Parmi les mesures dégagées dans le cadre de l’accord gouvernemental, figure un surcroît de précompte de 4% à payer par les particuliers sur les intérêts et dividendes supérieurs à 20.000 euros par an, à tout le moins ceux qui n’auraient pas été déjà frappés d’un précompte de 25%. Si, pour la plupart des dividendes, rien ne changera, cette contribution de 4%, qui ressemble fort à un impôt sur la fortune, n’est pas négligeable. Mais cela n’inquiète manifestement pas les "riches" que nous avons rencontrés.
Interviews croisées avec Laurent Minguet (ex-EVS) et Jean-Marie Delwart (ex-Floridienne). Laurent Minguet a fait fortune en revendant ses parts dans EVS, une entreprise liégeoise, qu’il a avait co-crée, spécialisée dans les applications vidéo numériques professionnelles. L’actuel président de Tweed, le cluster wallon des entreprises actives dans le renouvelable, juge les nouvelles taxes "justifiées". Quant à Jean-Marie Delwart, l’ancien patron de la Floridienne, il dirige le fonds Biotec qui investit dans des entreprises spécialisées dans les biotechnologies. Pour lui, les impôts sont un devoir patriotique…
Avez-vous été choqué par les hausses fiscales annoncées par le gouvernement?
Laurent Minguet: Pas du tout. L’Etat providence a été manifestement trop généreux. Aujourd’hui, les dépenses sont supérieures aux recettes et les gouvernements ont toujours reporté leur endettement sur les générations futures. Aujourd’hui ces générations futures, c’est nous. Et il est normal qu’on rembourse l’argent qu’on nous a donné car, il ne faut pas se leurrer, nous avons tous profité de la situation antérieure.
Jean-Marie Delwart: Non, je n’ai pas été surpris. On aurait pu envisager également de faire des économies sur les régimes des fonctionnaires mais je trouve subtile l’idée d’une taxe de solidarité de 4%. Quant à la hausse du précompte sur l’épargne dormante, je la comprends car la taxe se rapproche ainsi de celle qui est imposée aux placements boursiers qui elles, aident directement les entreprises à se développer. C’est une bonne mesure qui va aider notre économie. Et puis quand on voit que l’Etat cherche 11 milliards de recettes supplémentaires, on se dit que ce n’est pas une montagne au vu des 230 milliards d’euros que les belges ont déposé dans les banques.

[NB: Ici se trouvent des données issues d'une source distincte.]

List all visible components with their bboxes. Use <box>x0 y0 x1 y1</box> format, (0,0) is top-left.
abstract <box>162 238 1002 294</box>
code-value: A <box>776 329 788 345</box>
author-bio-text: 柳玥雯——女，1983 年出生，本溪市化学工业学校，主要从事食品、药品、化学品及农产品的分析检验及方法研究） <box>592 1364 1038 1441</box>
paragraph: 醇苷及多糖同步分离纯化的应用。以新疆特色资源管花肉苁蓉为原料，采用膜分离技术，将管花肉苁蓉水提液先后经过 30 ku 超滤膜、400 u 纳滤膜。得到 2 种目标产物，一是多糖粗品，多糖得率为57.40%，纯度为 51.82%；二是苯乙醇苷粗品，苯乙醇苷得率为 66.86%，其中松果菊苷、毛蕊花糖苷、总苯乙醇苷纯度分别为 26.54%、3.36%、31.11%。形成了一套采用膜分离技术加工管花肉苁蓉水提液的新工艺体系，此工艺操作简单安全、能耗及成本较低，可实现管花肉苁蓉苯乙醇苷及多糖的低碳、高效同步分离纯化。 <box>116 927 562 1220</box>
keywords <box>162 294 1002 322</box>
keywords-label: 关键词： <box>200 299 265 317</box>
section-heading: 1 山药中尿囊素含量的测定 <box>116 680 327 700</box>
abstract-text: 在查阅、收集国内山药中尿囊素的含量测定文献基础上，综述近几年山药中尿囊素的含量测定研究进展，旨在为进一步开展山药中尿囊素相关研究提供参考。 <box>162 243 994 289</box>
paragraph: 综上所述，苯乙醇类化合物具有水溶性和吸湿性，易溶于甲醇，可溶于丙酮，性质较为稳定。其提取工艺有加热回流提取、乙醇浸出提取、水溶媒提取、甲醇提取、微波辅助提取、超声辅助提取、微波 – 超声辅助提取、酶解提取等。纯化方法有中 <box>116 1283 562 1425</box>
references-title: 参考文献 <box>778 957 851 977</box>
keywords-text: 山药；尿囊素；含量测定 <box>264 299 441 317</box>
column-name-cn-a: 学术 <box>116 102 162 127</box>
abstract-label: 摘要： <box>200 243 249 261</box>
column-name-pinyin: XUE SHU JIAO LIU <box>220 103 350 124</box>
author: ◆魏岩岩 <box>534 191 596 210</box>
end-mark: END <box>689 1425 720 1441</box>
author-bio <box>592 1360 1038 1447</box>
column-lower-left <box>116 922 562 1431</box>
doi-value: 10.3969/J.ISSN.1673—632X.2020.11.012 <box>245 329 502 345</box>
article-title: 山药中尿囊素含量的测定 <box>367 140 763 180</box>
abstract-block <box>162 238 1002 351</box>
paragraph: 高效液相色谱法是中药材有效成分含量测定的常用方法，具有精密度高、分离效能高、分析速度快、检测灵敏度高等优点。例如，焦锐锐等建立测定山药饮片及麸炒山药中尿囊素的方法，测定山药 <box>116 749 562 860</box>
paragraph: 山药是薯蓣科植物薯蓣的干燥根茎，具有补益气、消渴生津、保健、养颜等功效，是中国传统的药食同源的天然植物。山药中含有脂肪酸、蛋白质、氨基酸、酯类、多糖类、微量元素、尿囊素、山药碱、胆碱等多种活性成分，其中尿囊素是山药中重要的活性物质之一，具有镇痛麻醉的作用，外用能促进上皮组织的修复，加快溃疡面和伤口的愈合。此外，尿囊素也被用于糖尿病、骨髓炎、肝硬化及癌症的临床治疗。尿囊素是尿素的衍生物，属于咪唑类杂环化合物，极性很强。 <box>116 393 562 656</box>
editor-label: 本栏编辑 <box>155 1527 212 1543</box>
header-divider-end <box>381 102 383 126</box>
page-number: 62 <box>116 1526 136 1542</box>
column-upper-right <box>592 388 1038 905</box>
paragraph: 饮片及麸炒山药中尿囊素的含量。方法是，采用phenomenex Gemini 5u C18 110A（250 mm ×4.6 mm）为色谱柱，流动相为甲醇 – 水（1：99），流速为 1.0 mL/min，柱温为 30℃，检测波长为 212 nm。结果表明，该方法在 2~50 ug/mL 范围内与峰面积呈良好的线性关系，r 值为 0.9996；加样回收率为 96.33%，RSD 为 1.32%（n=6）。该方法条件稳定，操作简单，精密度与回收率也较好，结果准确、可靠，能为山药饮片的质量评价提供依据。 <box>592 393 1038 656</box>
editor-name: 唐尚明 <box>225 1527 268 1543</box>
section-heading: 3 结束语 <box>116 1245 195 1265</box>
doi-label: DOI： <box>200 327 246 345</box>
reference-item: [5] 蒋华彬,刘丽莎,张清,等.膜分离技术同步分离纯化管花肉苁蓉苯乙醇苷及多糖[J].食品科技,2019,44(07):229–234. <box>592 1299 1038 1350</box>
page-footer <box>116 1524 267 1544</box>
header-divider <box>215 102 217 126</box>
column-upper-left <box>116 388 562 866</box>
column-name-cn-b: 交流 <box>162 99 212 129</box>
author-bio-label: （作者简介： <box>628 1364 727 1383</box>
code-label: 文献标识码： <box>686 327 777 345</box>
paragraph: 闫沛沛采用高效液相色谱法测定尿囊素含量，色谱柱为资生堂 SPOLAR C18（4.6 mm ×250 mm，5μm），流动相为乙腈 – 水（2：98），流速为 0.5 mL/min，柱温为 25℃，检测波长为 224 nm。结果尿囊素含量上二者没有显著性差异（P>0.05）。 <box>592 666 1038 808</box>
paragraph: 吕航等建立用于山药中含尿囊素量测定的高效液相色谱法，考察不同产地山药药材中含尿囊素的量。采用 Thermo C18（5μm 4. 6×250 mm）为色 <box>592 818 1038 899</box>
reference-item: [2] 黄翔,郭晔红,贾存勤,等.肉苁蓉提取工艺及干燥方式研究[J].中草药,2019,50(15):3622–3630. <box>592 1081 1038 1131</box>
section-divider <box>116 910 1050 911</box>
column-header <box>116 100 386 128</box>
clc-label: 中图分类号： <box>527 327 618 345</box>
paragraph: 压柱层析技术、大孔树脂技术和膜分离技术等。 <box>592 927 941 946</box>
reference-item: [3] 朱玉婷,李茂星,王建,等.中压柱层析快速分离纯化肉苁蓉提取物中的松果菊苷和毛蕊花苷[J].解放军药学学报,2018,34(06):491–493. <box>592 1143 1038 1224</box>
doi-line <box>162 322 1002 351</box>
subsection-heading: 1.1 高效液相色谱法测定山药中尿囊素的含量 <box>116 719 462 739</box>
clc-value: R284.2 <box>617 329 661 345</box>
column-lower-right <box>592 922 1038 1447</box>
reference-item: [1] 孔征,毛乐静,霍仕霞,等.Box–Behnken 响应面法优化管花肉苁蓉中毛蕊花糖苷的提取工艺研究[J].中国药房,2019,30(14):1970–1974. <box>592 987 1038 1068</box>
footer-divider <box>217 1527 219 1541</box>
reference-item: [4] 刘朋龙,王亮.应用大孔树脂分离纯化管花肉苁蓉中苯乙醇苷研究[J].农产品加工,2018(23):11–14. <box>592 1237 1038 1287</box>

Savez-vous combien vous coûteront ces nouvelles taxes?
Laurent Minguet: Je trouve normal que l’Etat ait cherché à maintenir le pouvoir d’achat des gens qui sont au taquet. Quant à la taxe de solidarité de 4%, je trouve cette mesure sympathique. Elle devrait me coûter 4.000 euros par an. Ce n’est pas extravagant. Je pense que le gouvernement aurait même pu aller encore plus loin, même si beaucoup de gens vont se plaindre. Vous savez, 90% des personnes sont réactionnaires qu’elles soient de gauche ou de droite et elles pensent que leurs privilèges sont coulés dans le bronze. Mais nous n’avons pas le choix. Si on veut s’opposer au changement, c’est contre le changement climatique qu’il faut lutter… On doit avancer à nouveau dans la bonne direction et ne pas maintenir les aberrations fiscales du passé. Pourquoi ne pas simplifier comme aux Etats-Unis et taxer tous les revenus au même niveau. La Belgique a changé les règles du jeu en 1952 en mettant en place des forfaits et des précomptes sur les avoirs mobiliers et immobiliers. Résultat: seuls les revenus du travail sont taxés de manière proportionnelle…
Jean-Marie Delwart: Je le sais mais je ne vais pas vous le dire. Cela ne me chagrine pourtant pas de les payer. On doit tous s’y mettre. C’est presque un investissement de patriote. J’ai d’ailleurs pas mal d’amis qui seraient favorables à une solution comme un emprunt d’Etat pour aider le pays. La plupart des gens de ma génération sont aujourd’hui pensionnés et ils souhaitent faire quelque chose pour leur pays afin d’assurer un avenir à leurs enfants et à leurs petits-enfants. Ils veulent que la Belgique retrouve un certain équilibre semblable au modèle suisse. Nos amis flamands sont par contre plus remontés contre ces nouvelles taxes car ils estiment que l’argent qui part au fédéral est mal géré. Ils sont plus favorables à un modèle "à la grecque" avec d’importantes économies au lieu d’une imposition du capital. Les Wallons sont plus enclins à faire des efforts.